Ланя ускорила шаг. Максим, постояв еще немного, поплелся в другую сторону.

На выходе из переулка Ланя все же не удержалась, посмотрела на парня. Он шел как побитый, понуро опустив голову, еле волоча ноги. Так он ходил после полиомиелита. Девушка со страхом подумала: уж не парализовало ли его опять с горя? Сердце у нее так и рванулось вслед за Максимом. Родилось неодолимое желание бросить ведра, догнать парня, повиснуть у него на шее, выплакать горькие слезы, которые душили ее последние дни.

Но Ланя не подчинилась этому порыву. Никакие слезы не могли облегчить беду. Счастье нельзя было склеить из обломков. Этого она не желала.

Вскинув голову, Ланя пошла дальше.

До дому Максим добрел как во сне. Лишь у крыльца очнулся, сообразил, что домой идти сейчас не следовало. Ну что он скажет матери, когда она увидит его такого побитого?

Разумнее всего было не показываться никому на глаза, пережить первые, самые горькие дни наедине. Но если мать узнает, что он был у крылечка и не зашел домой, — как это обидит ее! А через два дня предстоит отъезд в институт, и разве не жестоко на прощание оставить ее с этой обидой?

И Максим, не решаясь ни уйти, ни открыть дверь дома, сел на ступеньку крыльца. Долго бы, наверное, сидел в надежде мало-помалу овладеть собой, показаться матери «нормальным». Но мать видела, как он прошел под окном. И, подождав его некоторое время, сама вышла па крыльцо.

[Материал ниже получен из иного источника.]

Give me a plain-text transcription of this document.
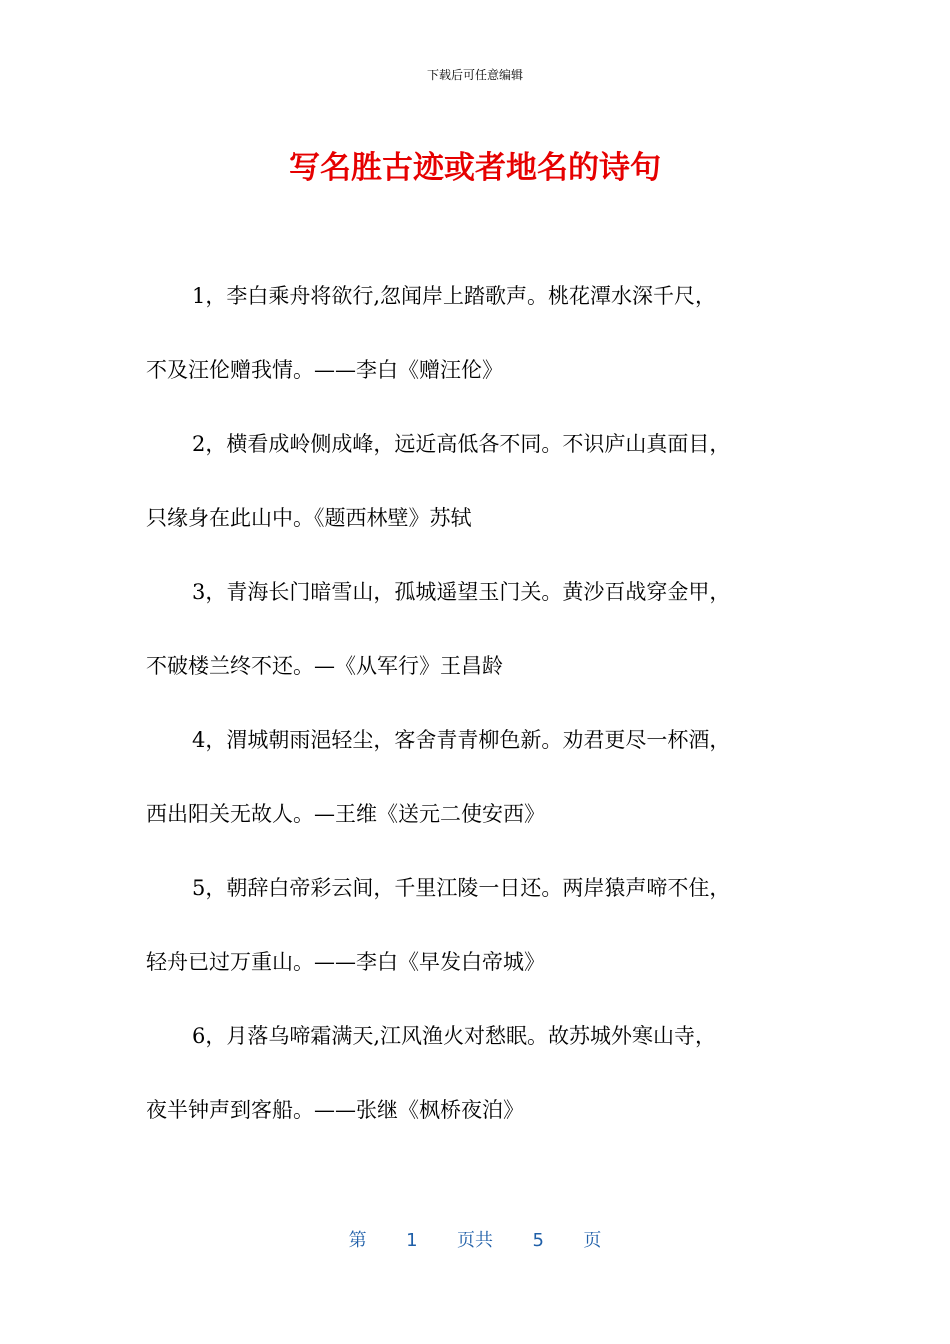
下载后可任意编辑
写名胜古迹或者地名的诗句
1，李白乘舟将欲行,忽闻岸上踏歌声。桃花潭水深千尺，
不及汪伦赠我情。——李白《赠汪伦》
2，横看成岭侧成峰，远近高低各不同。不识庐山真面目，
只缘身在此山中。《题西林壁》苏轼
3，青海长门暗雪山，孤城遥望玉门关。黄沙百战穿金甲，
不破楼兰终不还。—《从军行》王昌龄
4，渭城朝雨浥轻尘，客舍青青柳色新。劝君更尽一杯酒，
西出阳关无故人。—王维《送元二使安西》
5，朝辞白帝彩云间，千里江陵一日还。两岸猿声啼不住，
轻舟已过万重山。——李白《早发白帝城》
6，月落乌啼霜满天,江风渔火对愁眠。故苏城外寒山寺，
夜半钟声到客船。——张继《枫桥夜泊》
第 1 页共 5 页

— Ты что тут сидишь? Я ужин собрала.

— Так, — поспешно отозвался Максим. — Я просто устал.

Чтобы не выдать себя, он даже не взглянул на мать, а принялся стаскивать грязные сапоги. И старался показать, что весь ушел в это занятие.

Только мать трудно было провести. Она сразу заметила — сын угнетен. Правда, это не испугало ее. Она сочла, что его все еще терзает бесследное исчезновение Алки.

— А знаешь, я могу тебя обрадовать, — многозначительно сказала она за ужином. — Алка жива и здорова, она прислала письмо.

— Знаю… — уныло произнес Максим, не отрывая глаз от тарелки с супом.

— Знаешь? — Зинаида Гавриловна глянула на сына удивленно. — Тогда не пойму, отчего такой мрачный.

— Да так. Я уже говорил…

— Устал! Ну что ж, поужинаем — и ложись спать, отдыхай, — сказала мать со вздохом. И вздох этот можно было расценить только так: «Не хочешь — не говори. Полная откровенность между родителями и детьми не всегда возможна. Жаль, но не сержусь».

— Трудная нынче уборка, — без надобности продолжал оправдываться Максим. — Но ничего, скоро в институт.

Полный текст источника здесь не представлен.